The Red Sox are going to trade for bullpen help at some point between now and the trade deadline. Dave Dombrowski has not quite completed his vision of an extremely talented on-field product with very little long-term sustainability, but he’s getting closer. Trading away prospects is what he’s always done and what he will continue to do.
There is, however, a bullpen-boosting trade out there that doesn’t involve Rafael Devers or Jackie Bradley Jr in Baltimore: old friend Brad Ziegler!
Ziegler, as you surely remember, pitched — and well! — for the Red Sox over about 30 innings in 2016. He posted a 1.52 ERA, 2.71 FIP and a career-best 16.1 percent strikeout-to-walk ratio while with Boston. He left for Miami that offseason (can’t really fault him there) and it hasn’t gone as well since. In the last two years, Ziegler’s posted 5.06 ERA, 4.22 FIP and a 6.5 strikeout-to-walk ratio.
Maybe the best news of this hypothetical trade is that it’d cost the Red Sox next to nothing. Ziegler’s a tier or two down from the top and it’s quite the buyer’s market this year — Kelvin Herrera went to Washington for their 10th- and 11th-best prospects.

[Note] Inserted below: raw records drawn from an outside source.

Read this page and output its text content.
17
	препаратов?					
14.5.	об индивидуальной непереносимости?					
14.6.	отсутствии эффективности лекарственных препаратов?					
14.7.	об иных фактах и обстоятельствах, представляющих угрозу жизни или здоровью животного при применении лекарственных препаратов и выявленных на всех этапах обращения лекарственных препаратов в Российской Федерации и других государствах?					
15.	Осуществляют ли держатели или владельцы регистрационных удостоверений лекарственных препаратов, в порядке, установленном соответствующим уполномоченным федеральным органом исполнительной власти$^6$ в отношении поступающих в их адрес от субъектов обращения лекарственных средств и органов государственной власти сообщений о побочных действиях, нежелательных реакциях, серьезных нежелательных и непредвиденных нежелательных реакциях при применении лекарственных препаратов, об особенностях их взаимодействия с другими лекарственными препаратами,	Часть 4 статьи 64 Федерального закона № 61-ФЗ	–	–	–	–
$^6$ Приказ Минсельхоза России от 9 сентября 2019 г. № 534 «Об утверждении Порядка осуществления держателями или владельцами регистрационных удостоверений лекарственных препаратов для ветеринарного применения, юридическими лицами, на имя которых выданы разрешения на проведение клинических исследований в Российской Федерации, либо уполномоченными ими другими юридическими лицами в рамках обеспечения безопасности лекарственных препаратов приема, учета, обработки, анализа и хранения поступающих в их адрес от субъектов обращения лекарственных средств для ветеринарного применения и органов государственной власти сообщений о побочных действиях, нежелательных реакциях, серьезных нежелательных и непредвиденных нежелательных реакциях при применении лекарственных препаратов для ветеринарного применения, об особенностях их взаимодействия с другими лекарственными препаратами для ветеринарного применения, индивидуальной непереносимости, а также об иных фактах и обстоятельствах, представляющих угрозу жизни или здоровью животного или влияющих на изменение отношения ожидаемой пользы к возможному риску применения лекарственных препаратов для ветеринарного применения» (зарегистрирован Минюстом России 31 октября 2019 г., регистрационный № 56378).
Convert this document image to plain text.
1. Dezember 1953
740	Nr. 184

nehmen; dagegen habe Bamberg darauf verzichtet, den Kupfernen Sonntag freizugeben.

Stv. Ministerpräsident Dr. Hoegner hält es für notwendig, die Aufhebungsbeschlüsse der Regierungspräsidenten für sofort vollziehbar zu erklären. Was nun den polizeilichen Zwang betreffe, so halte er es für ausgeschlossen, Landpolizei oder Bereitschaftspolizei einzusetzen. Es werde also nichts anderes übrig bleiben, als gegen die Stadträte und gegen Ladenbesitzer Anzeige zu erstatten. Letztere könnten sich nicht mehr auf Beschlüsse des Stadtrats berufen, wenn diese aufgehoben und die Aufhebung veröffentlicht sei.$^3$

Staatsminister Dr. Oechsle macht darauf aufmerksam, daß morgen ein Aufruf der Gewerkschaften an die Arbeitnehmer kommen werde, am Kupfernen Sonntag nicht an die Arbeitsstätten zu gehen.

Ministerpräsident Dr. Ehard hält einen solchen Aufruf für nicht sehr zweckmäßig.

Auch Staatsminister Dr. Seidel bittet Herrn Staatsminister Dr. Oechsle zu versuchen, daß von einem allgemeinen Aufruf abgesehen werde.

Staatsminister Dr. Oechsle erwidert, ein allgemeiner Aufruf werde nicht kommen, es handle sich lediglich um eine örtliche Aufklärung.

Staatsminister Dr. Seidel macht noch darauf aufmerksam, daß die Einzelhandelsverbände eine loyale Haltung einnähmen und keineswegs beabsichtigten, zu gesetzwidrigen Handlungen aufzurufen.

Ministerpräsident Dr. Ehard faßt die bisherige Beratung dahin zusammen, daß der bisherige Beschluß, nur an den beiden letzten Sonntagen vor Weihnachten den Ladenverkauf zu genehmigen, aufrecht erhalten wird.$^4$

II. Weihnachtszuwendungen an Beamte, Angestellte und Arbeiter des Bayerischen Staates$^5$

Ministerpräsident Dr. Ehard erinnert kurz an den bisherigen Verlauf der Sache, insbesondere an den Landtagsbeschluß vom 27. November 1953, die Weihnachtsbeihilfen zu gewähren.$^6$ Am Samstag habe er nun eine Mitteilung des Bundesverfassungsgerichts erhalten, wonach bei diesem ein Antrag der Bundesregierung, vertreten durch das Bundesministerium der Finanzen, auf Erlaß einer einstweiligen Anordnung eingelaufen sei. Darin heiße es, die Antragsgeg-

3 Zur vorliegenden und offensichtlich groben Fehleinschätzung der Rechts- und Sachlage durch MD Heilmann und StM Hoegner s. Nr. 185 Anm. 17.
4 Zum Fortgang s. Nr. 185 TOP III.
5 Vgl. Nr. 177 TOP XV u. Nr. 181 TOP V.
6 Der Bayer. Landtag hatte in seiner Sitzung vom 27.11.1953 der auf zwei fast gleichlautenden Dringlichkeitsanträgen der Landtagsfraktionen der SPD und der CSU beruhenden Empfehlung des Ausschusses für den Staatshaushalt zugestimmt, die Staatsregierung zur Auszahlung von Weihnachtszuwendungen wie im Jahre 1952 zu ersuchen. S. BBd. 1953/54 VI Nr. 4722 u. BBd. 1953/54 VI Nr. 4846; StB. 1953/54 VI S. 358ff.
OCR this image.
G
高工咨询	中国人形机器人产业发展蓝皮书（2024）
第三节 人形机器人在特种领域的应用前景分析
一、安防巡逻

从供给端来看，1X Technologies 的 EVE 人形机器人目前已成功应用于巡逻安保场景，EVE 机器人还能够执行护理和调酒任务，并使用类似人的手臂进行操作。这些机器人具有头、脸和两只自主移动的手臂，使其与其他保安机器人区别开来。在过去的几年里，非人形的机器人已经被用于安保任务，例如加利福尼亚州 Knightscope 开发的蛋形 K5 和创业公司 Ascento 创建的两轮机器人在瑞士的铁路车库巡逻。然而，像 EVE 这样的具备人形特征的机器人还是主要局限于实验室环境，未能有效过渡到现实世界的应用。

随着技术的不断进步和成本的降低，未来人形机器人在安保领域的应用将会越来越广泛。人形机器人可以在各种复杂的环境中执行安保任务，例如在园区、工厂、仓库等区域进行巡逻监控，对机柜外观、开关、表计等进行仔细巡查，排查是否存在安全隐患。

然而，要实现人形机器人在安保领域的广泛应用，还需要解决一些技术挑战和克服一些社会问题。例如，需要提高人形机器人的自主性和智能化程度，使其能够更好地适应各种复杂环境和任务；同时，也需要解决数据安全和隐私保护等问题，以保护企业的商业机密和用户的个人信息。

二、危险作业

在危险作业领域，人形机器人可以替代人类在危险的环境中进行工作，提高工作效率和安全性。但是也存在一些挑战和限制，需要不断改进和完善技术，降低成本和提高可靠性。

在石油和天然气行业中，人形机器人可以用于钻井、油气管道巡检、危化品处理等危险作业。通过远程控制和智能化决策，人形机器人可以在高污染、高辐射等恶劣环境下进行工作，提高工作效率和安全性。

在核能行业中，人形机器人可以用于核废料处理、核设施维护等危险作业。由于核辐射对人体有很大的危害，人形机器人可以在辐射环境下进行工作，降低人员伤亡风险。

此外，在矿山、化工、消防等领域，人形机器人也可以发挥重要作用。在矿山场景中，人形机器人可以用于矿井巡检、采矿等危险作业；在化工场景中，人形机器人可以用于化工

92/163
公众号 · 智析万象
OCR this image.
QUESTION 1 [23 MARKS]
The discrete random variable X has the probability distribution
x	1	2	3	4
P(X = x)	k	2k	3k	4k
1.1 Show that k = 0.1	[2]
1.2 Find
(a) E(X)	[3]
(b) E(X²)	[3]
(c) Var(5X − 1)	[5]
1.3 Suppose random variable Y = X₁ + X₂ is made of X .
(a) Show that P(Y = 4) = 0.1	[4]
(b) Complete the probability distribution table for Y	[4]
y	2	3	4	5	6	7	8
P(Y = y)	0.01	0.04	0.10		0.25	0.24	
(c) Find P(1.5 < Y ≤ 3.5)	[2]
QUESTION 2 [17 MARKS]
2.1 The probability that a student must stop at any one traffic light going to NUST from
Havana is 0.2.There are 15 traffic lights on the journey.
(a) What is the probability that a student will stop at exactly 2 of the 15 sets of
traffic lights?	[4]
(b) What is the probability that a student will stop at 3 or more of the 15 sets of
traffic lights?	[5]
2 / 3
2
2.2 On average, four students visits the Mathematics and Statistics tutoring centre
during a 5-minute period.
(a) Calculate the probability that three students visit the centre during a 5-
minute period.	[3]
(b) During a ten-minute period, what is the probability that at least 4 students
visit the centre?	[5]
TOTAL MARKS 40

A reunion would immediately bring the Red Sox something their bullpen is mightily lacking with — a ground ball guy. Ziegler’s getting grounders at a 72 percent clip, which ranks 2nd of all qualified relievers. The Red Sox best ground ball pitcher is currently Matt Barnes, who gets them at a 55 percent clip.
If you’re worried about some of his other peripherals, I don’t blame you. The amount of hard contact he’s allowing skyrocketed from 28 percent last year to nearly 42 percent. He’s already allowed a career-high six home runs this year. There are some red flags.
The good news is that of late, he’s been better. This piece on his resurgence breaks it down nicely – Ziegler’s suffered from some bad luck and worse defense. Since being taken out of the closer’s role, Ziegler has collected seven holds and allowed only two runs in 21 innings pitched.
That’s great news for the Red Sox, who clearly don’t need a closer. I’d hear an argument that they don’t really need a set-up guy this season either, regardless of what my eyes and heart and last three years of evidence tell me. The back-end of the bullpen can be terrifying at times, but it’s worked so far. Brad Hand or Zach Britton would be awesome, sure, but having a not-barren farm system is awesome as well.
The team doesn’t need Ziegler to save or anchor the bullpen, unlike in Miami where he’s spent time as both the set-up guy and the closer. His stellar performance since returning to a middle-innings guy is encouraging, and the idea of the Red Sox having another strong mid-innings guy with an elite ground ball rate is a tantalizing one.